A useful tool produced by the CAP Laboratory Accreditation Program is the proficiency testing exception summary, or PTES, a report printed automatically when a sufficient number of unacceptable results for an analyte are shown to cluster.
"It's a tool the LAP uses to help monitor laboratory performance between on-site inspections," Dr. Hoeltge explains. "The computer spits out 20,000 PTES reports in the course of a Surveys year, so don't be surprised or alarmed if you get a PTES letter.
"After all, by the time a letter arrives you'll have already investigated the issue and have done what needs to be done, so responding to a PTES letter is actually going to be quite straightforward for you."
Sometimes a routinely graded PT challenge is not graded, he notes. How should the laboratory manager respond? A series of codes on the PTES report flags a reason for ungraded exceptions.
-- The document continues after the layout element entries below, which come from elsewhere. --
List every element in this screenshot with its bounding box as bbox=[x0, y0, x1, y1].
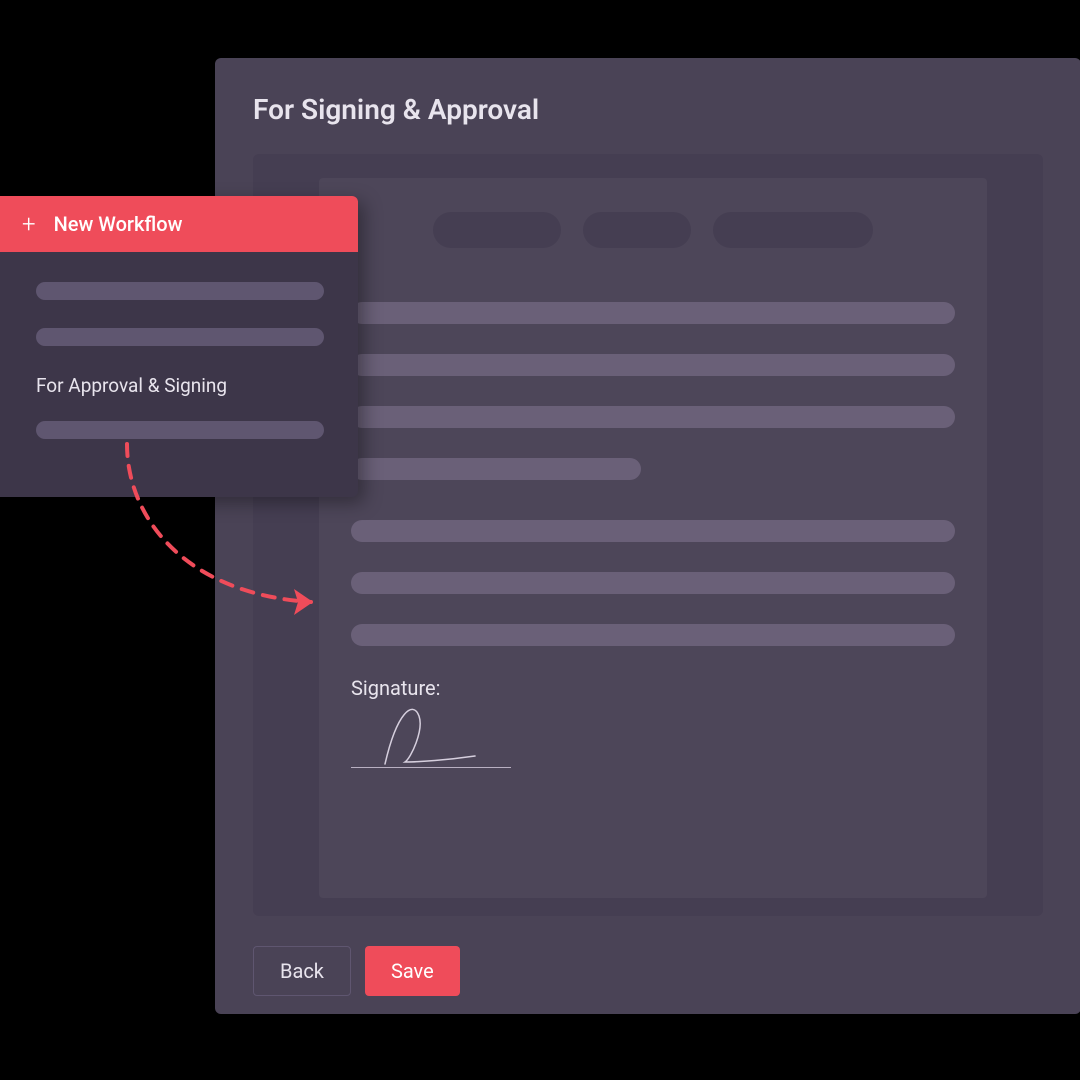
footer-buttons: Back Save bbox=[253, 946, 460, 996]
placeholder-blob bbox=[433, 212, 561, 248]
document-header-placeholder bbox=[351, 212, 955, 248]
placeholder-blob bbox=[713, 212, 873, 248]
sidebar-item-approval-signing[interactable]: For Approval & Signing bbox=[36, 374, 336, 397]
signature-scribble-icon bbox=[379, 702, 479, 774]
back-button[interactable]: Back bbox=[253, 946, 351, 996]
workflow-sidebar: + New Workflow For Approval & Signing bbox=[0, 196, 358, 497]
main-content: Signature: bbox=[253, 154, 1043, 916]
placeholder-blob bbox=[583, 212, 691, 248]
document-line bbox=[351, 354, 955, 376]
document-line bbox=[351, 572, 955, 594]
main-header: For Signing & Approval bbox=[215, 58, 1080, 154]
sidebar-item-placeholder[interactable] bbox=[36, 282, 324, 300]
signature-line[interactable] bbox=[351, 708, 511, 768]
signature-block: Signature: bbox=[351, 676, 955, 768]
document-line bbox=[351, 302, 955, 324]
sidebar-item-placeholder[interactable] bbox=[36, 328, 324, 346]
document-line-short bbox=[351, 458, 641, 480]
document-line bbox=[351, 624, 955, 646]
signature-label: Signature: bbox=[351, 676, 955, 700]
sidebar-item-placeholder[interactable] bbox=[36, 421, 324, 439]
document-preview: Signature: bbox=[319, 178, 987, 898]
new-workflow-button[interactable]: + New Workflow bbox=[0, 196, 358, 252]
save-button[interactable]: Save bbox=[365, 946, 460, 996]
page-title: For Signing & Approval bbox=[253, 93, 1043, 126]
plus-icon: + bbox=[22, 210, 36, 238]
sidebar-items: For Approval & Signing bbox=[0, 252, 358, 439]
document-line bbox=[351, 406, 955, 428]
document-line bbox=[351, 520, 955, 542]
new-workflow-label: New Workflow bbox=[54, 212, 183, 236]
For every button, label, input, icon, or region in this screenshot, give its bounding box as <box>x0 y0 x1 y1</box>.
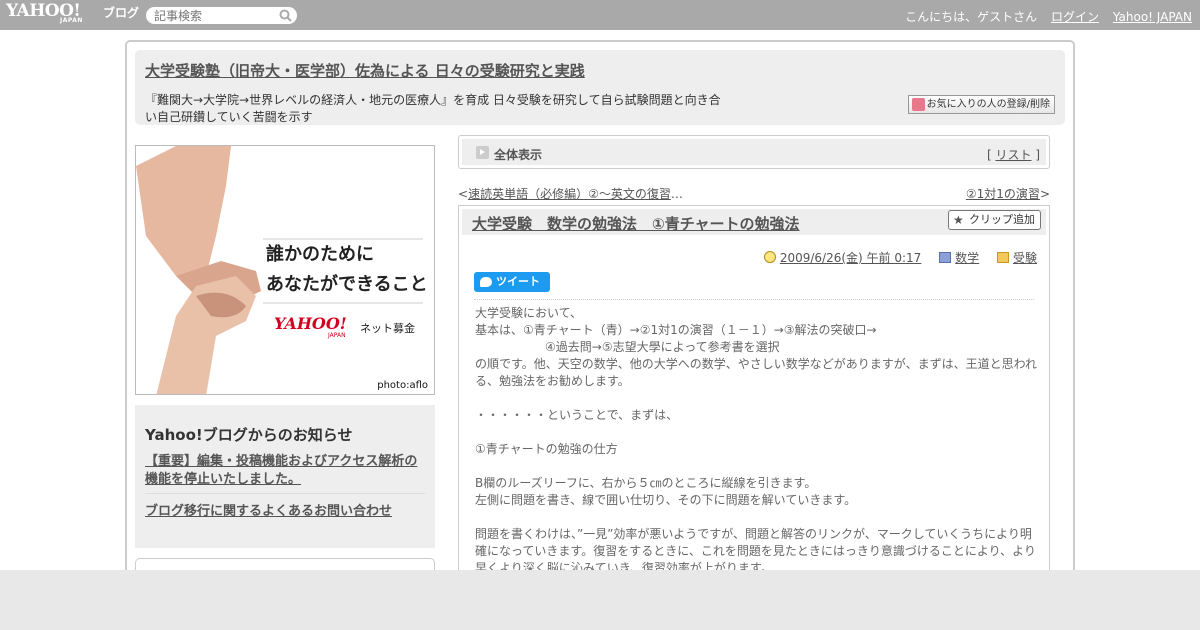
charity-banner[interactable]: 誰かのために あなたができること YAHOO! JAPAN ネット募金 phot… <box>135 145 435 395</box>
clip-add-label: クリップ追加 <box>969 213 1035 226</box>
folder-icon <box>996 252 1009 263</box>
article-line: 左側に問題を書き、線で囲い仕切り、その下に問題を解いていきます。 <box>475 493 857 507</box>
prev-ellipsis: … <box>670 187 683 201</box>
list-link[interactable]: リスト <box>995 148 1031 162</box>
article-line: 基本は、①青チャート（青）→②1対1の演習（１－１）→③解法の突破口→ <box>475 323 877 337</box>
article-line <box>475 424 1040 441</box>
book-icon <box>939 252 952 263</box>
tweet-button[interactable]: ツイート <box>474 272 550 292</box>
twitter-bird-icon <box>480 277 492 287</box>
clip-add-button[interactable]: ★ クリップ追加 <box>948 210 1041 230</box>
article-line <box>475 458 1040 475</box>
greeting-text: こんにちは、ゲストさん <box>905 10 1038 24</box>
blog-description: 『難関大→大学院→世界レベルの経済人・地元の医療人』を育成 日々受験を研究して自… <box>145 93 721 124</box>
bottom-overlay <box>0 570 1200 630</box>
banner-copy-line1: 誰かのために <box>266 244 374 265</box>
article-line <box>475 509 1040 526</box>
prev-mark: < <box>458 187 469 201</box>
article-line: ①青チャートの勉強の仕方 <box>475 442 618 456</box>
list-link-wrapper: [ リスト ] <box>987 146 1040 163</box>
view-bar-inner: 全体表示 [ リスト ] <box>462 139 1046 165</box>
banner-copy-line2: あなたができること <box>266 274 428 295</box>
login-link[interactable]: ログイン <box>1051 10 1099 24</box>
article-line: ・・・・・・ということで、まずは、 <box>475 408 679 422</box>
list-bracket-close: ] <box>1031 148 1040 162</box>
view-bar: 全体表示 [ リスト ] <box>458 135 1050 169</box>
top-right-links: こんにちは、ゲストさん ログイン Yahoo! JAPAN <box>895 8 1192 25</box>
prev-article-link[interactable]: 速読英単語（必修編）②～英文の復習 <box>468 187 671 201</box>
article-date-link[interactable]: 2009/6/26(金) 午前 0:17 <box>780 251 921 265</box>
search-box[interactable] <box>146 7 297 24</box>
notice-divider <box>145 493 425 494</box>
yahoo-logo-sub: JAPAN <box>60 17 83 24</box>
notice-link-important[interactable]: 【重要】編集・投稿機能およびアクセス解析の機能を停止いたしました。 <box>145 453 430 489</box>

For example, Code 26, Educational Challenge, means the laboratory manager will want to document review of all statistics provided by the PT provider, and if intervention was needed, to document that corrective action was taken.
"Or Code 33—that means the provider was told the specimen was unsuitable and the College was unable to provide a replacement sample."
CLIA defines "unsatisfactory" and "unacceptable" results, and the CAP uses these terms in exactly the same way as CLIA. But other definitions are unique to the CAP and refer to clusters of failures in nonregulatory PT.
For example, "If it says 'critical' on a PTES letter, you can believe there's been some evidence of systematic problems in, say, three out of four testing events," Dr. Hoeltge says. "Insufficient" is another CAP-defined term. It's used for unregulated analytes in the same way CLIA uses the term "unsatisfactory" for regulated analytes.
He recommends that laboratories that have to investigate a PT failure work through a checklist of possible causes. Based on laboratories' responses to PTES letters, he suggests: "First, check your sample preparation, testing, and reporting records. Review the participants' report that came with the evaluation report.
"Then review the QC, the instrument maintenance data, and reagent performance records for that test before, during, and after the original analysis of that PT. If it doesn't work, you may try switching to a different reagent lot or different instrument and see if that helps.
"You may find the material was processed in the wrong instrument model, or you may end up having to contact the manufacturer of the reagent kit for assistance in sorting through possible causes."
Only after ruling out all possible causes should laboratories retest the sample, he stresses. "Too often, a laboratory retests the sample hoping that if it turns out okay, the problem is solved. But that only delays identification of any systematic source of error."
Laboratories that respond to PTES letters say that two-thirds of the time technical or methodological problems are at the root of the issue. "Most of the other ones are in fact clerical problems that can be easily identified and worked through."
Laboratories often think of PT as being part of a quality control program. But it really isn't, Dr. Hoeltge emphasizes. "PT is a terrible way to do QC. But it's an excellent way to do interlaboratory comparison, to see how you compare to other people using the same methodology. It's the best tool there is for that purpose."